When we talk about vectors being perpendicular, we mean that they are at a right angle to each other, forming a perfect "L" shape. This characteristic is crucial when studying vector properties, as it shows how two directions can be completely independent of each other.

To determine if two vectors are perpendicular, we use the dot product of the two vectors. In mathematical terms, the dot product \[\mathbf{a} \cdot \mathbf{b} = a_1b_1 + a_2b_2 + a_3b_3 \]should equal zero. This implies that there's no overlap in direction between the two vectors at all.

• If the result is zero, the vectors are perpendicular.
• If not, they aren't perpendicular.

In the exercise, for example, we found that the dot products were not zero, so none of the given pairs of vectors were perpendicular.

When vectors are parallel, they move in the same direction or in directly opposite directions. This can be imagined like two lanes on a straight highway.

For vectors to be parallel, one vector must be a scalar multiple of the other. This means that each component of one vector is multiplied by the same number to obtain the corresponding component in the other vector.

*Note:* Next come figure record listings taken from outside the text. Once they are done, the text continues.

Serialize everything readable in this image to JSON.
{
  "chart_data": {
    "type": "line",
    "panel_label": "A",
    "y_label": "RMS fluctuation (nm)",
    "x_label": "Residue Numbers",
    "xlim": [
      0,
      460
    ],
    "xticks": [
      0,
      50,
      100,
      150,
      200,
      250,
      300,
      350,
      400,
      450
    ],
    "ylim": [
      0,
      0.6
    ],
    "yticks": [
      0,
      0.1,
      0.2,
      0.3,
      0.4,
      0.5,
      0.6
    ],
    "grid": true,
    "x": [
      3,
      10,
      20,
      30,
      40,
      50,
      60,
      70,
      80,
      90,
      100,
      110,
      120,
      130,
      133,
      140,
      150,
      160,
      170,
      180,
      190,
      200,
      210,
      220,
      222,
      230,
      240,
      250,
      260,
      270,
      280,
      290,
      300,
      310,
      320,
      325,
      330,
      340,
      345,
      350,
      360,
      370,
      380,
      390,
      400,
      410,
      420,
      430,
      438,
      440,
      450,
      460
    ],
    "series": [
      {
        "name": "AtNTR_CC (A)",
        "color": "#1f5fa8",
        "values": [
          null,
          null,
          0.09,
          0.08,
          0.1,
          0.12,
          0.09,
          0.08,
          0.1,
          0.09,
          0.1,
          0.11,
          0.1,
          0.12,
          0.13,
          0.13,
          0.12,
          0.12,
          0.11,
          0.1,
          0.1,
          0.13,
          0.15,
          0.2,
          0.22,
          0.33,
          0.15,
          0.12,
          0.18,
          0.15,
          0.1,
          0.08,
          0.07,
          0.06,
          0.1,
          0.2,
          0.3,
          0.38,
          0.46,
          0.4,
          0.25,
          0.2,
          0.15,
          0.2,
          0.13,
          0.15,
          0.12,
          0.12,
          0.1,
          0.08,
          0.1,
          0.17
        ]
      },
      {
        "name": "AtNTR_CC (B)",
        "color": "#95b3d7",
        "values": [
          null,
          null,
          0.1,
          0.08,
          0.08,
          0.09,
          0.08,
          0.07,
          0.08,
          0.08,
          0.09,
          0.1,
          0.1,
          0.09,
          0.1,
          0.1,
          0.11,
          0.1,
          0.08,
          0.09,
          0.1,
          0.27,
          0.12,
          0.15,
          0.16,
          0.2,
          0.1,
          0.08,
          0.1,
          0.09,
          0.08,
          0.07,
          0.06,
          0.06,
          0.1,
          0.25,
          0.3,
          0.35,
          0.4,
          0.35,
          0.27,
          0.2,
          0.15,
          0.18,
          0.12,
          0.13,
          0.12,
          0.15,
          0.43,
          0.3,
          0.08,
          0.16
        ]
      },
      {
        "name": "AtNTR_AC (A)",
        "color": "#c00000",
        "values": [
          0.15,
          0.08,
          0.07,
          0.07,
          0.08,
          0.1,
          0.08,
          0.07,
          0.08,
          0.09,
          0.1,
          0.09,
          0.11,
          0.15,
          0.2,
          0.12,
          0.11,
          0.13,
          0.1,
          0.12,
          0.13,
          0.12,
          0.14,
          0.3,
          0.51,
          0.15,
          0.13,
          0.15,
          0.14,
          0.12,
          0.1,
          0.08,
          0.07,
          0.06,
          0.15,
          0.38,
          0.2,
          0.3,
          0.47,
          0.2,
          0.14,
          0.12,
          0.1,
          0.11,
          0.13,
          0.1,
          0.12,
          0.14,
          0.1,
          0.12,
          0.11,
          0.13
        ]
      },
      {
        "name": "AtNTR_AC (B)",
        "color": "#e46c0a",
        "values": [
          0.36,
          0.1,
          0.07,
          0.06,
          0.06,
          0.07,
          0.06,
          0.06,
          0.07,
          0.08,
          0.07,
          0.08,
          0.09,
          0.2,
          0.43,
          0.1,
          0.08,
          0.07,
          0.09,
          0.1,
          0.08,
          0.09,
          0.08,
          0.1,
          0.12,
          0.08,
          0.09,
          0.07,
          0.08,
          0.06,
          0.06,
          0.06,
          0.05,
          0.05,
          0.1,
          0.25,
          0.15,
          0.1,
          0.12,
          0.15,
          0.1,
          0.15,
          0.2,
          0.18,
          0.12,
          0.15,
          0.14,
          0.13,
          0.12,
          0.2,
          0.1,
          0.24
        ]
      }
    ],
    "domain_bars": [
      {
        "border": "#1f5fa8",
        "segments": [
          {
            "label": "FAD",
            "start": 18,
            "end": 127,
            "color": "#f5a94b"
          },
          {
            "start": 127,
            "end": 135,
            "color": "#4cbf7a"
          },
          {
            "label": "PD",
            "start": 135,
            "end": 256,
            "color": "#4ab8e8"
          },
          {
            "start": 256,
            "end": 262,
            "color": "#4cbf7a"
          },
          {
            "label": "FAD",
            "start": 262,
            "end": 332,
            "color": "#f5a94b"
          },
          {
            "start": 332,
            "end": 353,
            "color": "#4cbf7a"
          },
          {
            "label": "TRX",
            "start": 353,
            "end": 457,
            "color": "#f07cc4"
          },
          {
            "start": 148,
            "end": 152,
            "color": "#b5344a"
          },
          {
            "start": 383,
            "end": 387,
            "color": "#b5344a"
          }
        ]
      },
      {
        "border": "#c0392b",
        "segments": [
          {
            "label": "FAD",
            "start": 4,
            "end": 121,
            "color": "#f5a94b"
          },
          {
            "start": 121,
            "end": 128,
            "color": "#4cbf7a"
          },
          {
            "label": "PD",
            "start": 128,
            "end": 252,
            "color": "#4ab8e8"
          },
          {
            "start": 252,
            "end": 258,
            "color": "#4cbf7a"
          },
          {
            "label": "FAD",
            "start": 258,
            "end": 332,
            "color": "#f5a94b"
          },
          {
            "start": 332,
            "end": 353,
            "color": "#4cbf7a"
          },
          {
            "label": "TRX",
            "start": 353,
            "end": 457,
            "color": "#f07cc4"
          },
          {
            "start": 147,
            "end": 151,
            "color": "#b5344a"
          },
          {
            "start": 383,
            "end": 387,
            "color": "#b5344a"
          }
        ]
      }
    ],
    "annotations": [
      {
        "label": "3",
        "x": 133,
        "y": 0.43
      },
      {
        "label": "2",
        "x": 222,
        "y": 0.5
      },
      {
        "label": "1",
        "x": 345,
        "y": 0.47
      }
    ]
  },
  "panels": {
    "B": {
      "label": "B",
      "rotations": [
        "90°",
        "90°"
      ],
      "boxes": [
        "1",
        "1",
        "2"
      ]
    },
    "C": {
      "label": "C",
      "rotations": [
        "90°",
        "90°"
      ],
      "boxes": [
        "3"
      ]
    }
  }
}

• For example, if vector \( \mathbf{a} = 2 \mathbf{i} + 4 \mathbf{j} \), it's parallel with \( \mathbf{b} = 4 \mathbf{i} + 8 \mathbf{j} \), because \( \mathbf{b} = 2 \times \mathbf{a} \).

In the given problem, none of the vectors were scalar multiples of each other, which means none of the vectors were parallel. This was determined by checking if such a constant could multiply all components from one vector to match another vector.

The dot product is a fundamental operation when working with vectors. It's a way to multiply two vectors to get a scalar, rather than another vector.

The expression for the dot product between two vectors \( \mathbf{a} \text{ and } \mathbf{b} \) is given by:\[\mathbf{a} \cdot \mathbf{b} = a_1b_1 + a_2b_2 + a_3b_3\]This formula produces a single number, representing how much one vector extends in the direction of another. It helps us analyze angles between vectors:

• When the dot product is zero, the vectors are perpendicular (or orthogonally related).
• When it isn't zero, they are not perpendicular.

Through the steps outlined in the exercise, we found that the dot products for the vector pairs given were not zero, identifying that none of the vectors were perpendicular.